1 What is it?
Vitamin E is a fat-soluble vitamin that we absorb through the small intestine. Being fat-soluble means that we need to eat some fats to obtain and utilise it. We also store excess intakes of this nutrient until it is needed.
Vitamin E is actually the name of a group of antioxidants known as tocopherols (you may spot this on some ingredient lists) and tocotrienols. It appears to be an important nutrient for our immune systems and some evidence suggests it may help reduce our risk of inflammatory conditions (for example, type 2 diabetes and osteoarthritis).
2 How does vitamin E work as an antioxidant?
Vitamin E is thought to protect the polyunsaturated fatty acids in our cells from oxidation (thus preventing free radicals). This may contribute to vitamin E’s possible role in the regulation of several enzymes involved in a cell’s response to substances outside the cell, which affects the behaviour of the proteins.
The vitamin’s antioxidant properties are also a reason for it being included in both food and non-food products (look out for E numbers between 306 and 309). While it is not a preservative per se, it does help to prevent the product from oxidising, or going rancid.

3 Sources
Vitamin E can be found in a wide range of foods, particularly seeds. Some of the best sources include:
- Sunflower seeds and sunflower oil
- Almonds, hazelnuts and Brazil nuts
- Pine nuts
- Peanuts
- Avocado
- Red sweet pepper (raw)
- Mango
- Goose meat
- Salmon and trout
4 How much do I need?
The independent advisory group The Expert Group on Vitamins and Minerals (EVM) refers to studies that suggest men need between 3.5mg and 19.5mg daily, while women require 2.5mg-15.2mg. Based on this the UK recommendation for a daily intake is 4mg for men and 3mg for women daily (in the US and Canada the recommended level is 15mg).
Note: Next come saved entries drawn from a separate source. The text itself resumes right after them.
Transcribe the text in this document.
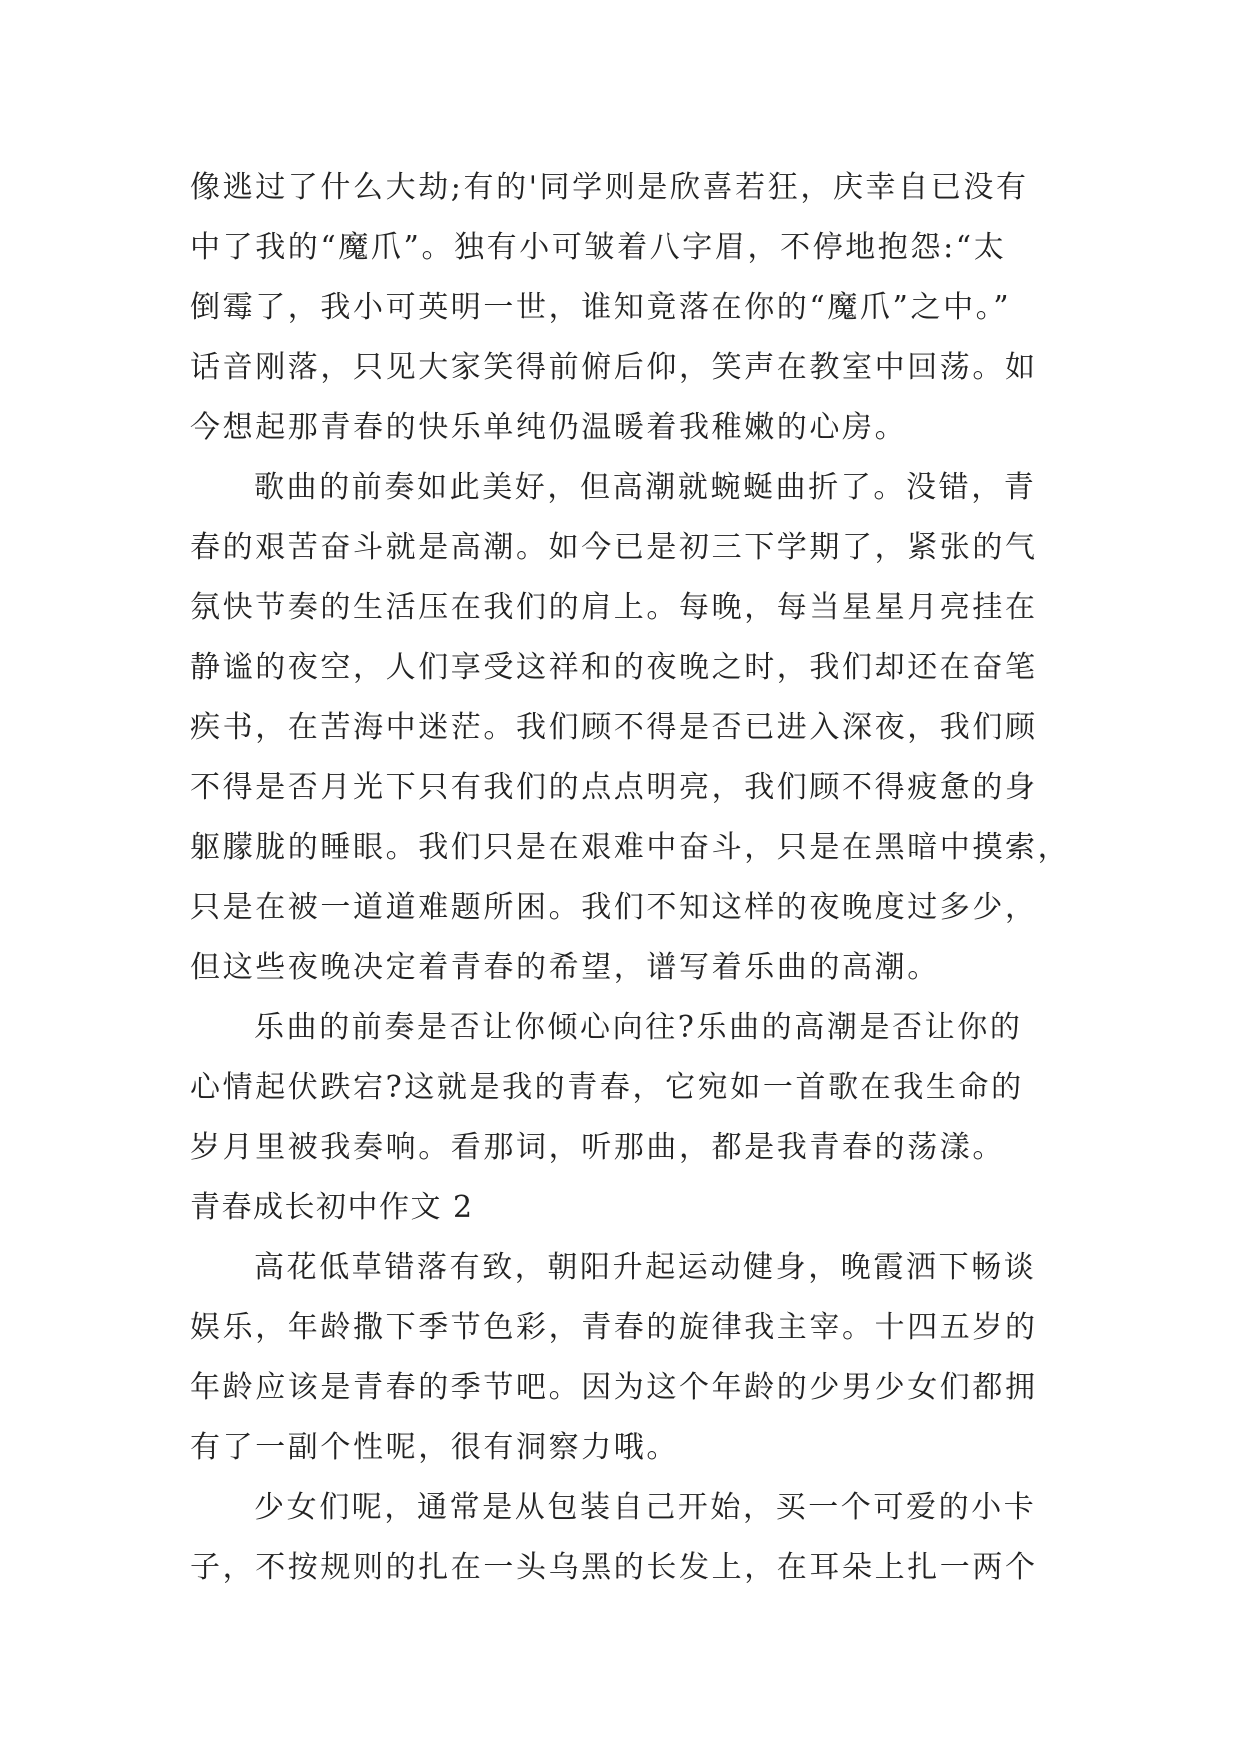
像逃过了什么大劫;有的'同学则是欣喜若狂，庆幸自已没有
中了我的“魔爪”。独有小可皱着八字眉，不停地抱怨:“太
倒霉了，我小可英明一世，谁知竟落在你的“魔爪”之中。”
话音刚落，只见大家笑得前俯后仰，笑声在教室中回荡。如
今想起那青春的快乐单纯仍温暖着我稚嫩的心房。
歌曲的前奏如此美好，但高潮就蜿蜒曲折了。没错，青
春的艰苦奋斗就是高潮。如今已是初三下学期了，紧张的气
氛快节奏的生活压在我们的肩上。每晚，每当星星月亮挂在
静谧的夜空，人们享受这祥和的夜晚之时，我们却还在奋笔
疾书，在苦海中迷茫。我们顾不得是否已进入深夜，我们顾
不得是否月光下只有我们的点点明亮，我们顾不得疲惫的身
躯朦胧的睡眼。我们只是在艰难中奋斗，只是在黑暗中摸索，
只是在被一道道难题所困。我们不知这样的夜晚度过多少，
但这些夜晚决定着青春的希望，谱写着乐曲的高潮。
乐曲的前奏是否让你倾心向往?乐曲的高潮是否让你的
心情起伏跌宕?这就是我的青春，它宛如一首歌在我生命的
岁月里被我奏响。看那词，听那曲，都是我青春的荡漾。
青春成长初中作文 2
高花低草错落有致，朝阳升起运动健身，晚霞洒下畅谈
娱乐，年龄撒下季节色彩，青春的旋律我主宰。十四五岁的
年龄应该是青春的季节吧。因为这个年龄的少男少女们都拥
有了一副个性呢，很有洞察力哦。
少女们呢，通常是从包装自己开始，买一个可爱的小卡
子，不按规则的扎在一头乌黑的长发上，在耳朵上扎一两个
The EVM cautions that only consuming the minimum daily may result in deficiency in the long term. However, consuming a healthful, varied diet is unlikely to result in deficiency. For those who are pregnant or breastfeeding a daily intake of 3.8mg-6.2mg is considered satisfactory.
5 Caution
There is some evidence that this vitamin may inhibit vitamin K utilisation which could reduce our ability to clot (some clotting is good). Therefore this may need to be a consideration for anyone who has low vitamin K or who is taking anti-coagulant medication, particularly before taking supplements which include vitamin E.